Johan Arrias / Angharad Davies / Lisa Ullén - Crystalline (ausculto fonogram, 2020) ***½
Ullén with fellow-Swedish clarinet and alto sax player Johan Arrias
    explored their options as a duo before deciding to invite Welsh violinist
    Angharad Davies in February 2014 to work as trio towards a concert at London’s Cafe OTO. The trio reconvened again in February 2017 for a
    residency and concert at The Gerlesborg School of Fine Art on the Swedish
    west coast, and again in September 2018 to record their debut album for
    Arrias label at the Atlantis studio in Stockholm. In the meantime Ullén and
    Angharad Davies have kept working together and released soon after the recording
    of Crystalline a duo album, 14.10.18 (OTOroku,2019)

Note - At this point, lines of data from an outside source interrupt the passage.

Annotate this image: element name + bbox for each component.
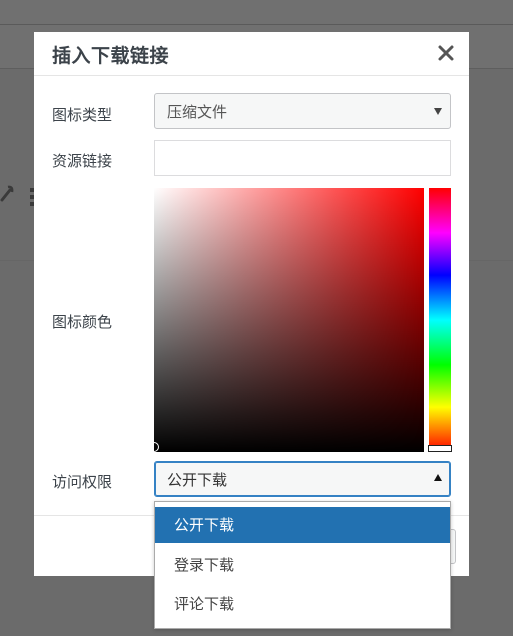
access-value: 公开下载 bbox=[167, 471, 228, 489]
color-saturation-picker[interactable] bbox=[149, 188, 424, 452]
dropdown-option-comment[interactable]: 评论下载 bbox=[155, 586, 450, 622]
hue-slider[interactable] bbox=[428, 188, 452, 452]
access-dropdown-list: 公开下载 登录下载 评论下载 bbox=[154, 501, 451, 629]
dropdown-option-public[interactable]: 公开下载 bbox=[155, 507, 450, 543]
chevron-down-icon bbox=[434, 108, 442, 115]
hue-slider-handle[interactable] bbox=[428, 445, 452, 452]
icon-color-label: 图标颜色 bbox=[52, 313, 113, 331]
resource-link-input[interactable] bbox=[154, 140, 451, 176]
chevron-up-icon bbox=[434, 474, 442, 481]
icon-type-value: 压缩文件 bbox=[167, 103, 228, 121]
icon-type-label: 图标类型 bbox=[52, 106, 113, 124]
dropdown-option-login[interactable]: 登录下载 bbox=[155, 547, 450, 583]
access-label: 访问权限 bbox=[52, 473, 113, 491]
background-divider bbox=[0, 24, 513, 25]
icon-type-select[interactable]: 压缩文件 bbox=[154, 93, 451, 129]
resource-link-label: 资源链接 bbox=[52, 152, 113, 170]
dialog-header: 插入下载链接 bbox=[34, 32, 469, 76]
access-select[interactable]: 公开下载 bbox=[154, 461, 451, 497]
insert-download-link-dialog: 插入下载链接 图标类型 压缩文件 资源链接 图标颜色 访问权限 公开下载 bbox=[34, 32, 469, 576]
close-icon[interactable] bbox=[435, 42, 457, 64]
dialog-title: 插入下载链接 bbox=[52, 45, 170, 67]
color-picker-handle[interactable] bbox=[149, 442, 159, 452]
link-icon bbox=[0, 185, 14, 202]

All three musicians contributed compositions to Crystalline and all employ
    distinct preparations to their respective instruments. Ullén's
    “Undercurrent” sets the chamber, restrained atmosphere of this album, where
    the sparse and resonating, percussive touches of Ullén's piano blend gently
    into the ethereal breaths of Arrias’ clarinet and through the light,
    overtones of Davies and all flow together in a delicate and transparent
    stream. Davies’s “Rydal Mount'' suggests an abstract drone, sketched by her
    careful bowing and plucking of the violin strings. Arrias’ two-parts of
    “Rituals” offers a more physical and tensed interplay where his extended
    breathing techniques create lyrical, darker undercurrents. The improvised
    “Etude” deepens the close sonic experiment of this trio and the last “Coda
    '' offers playful, emotional comfort.
 







 
 
 
 
 
 
 

1 comments:
I would love to buy a physical copy of Hydrozoa or other work by Lisa Ullén but it is not easy to find.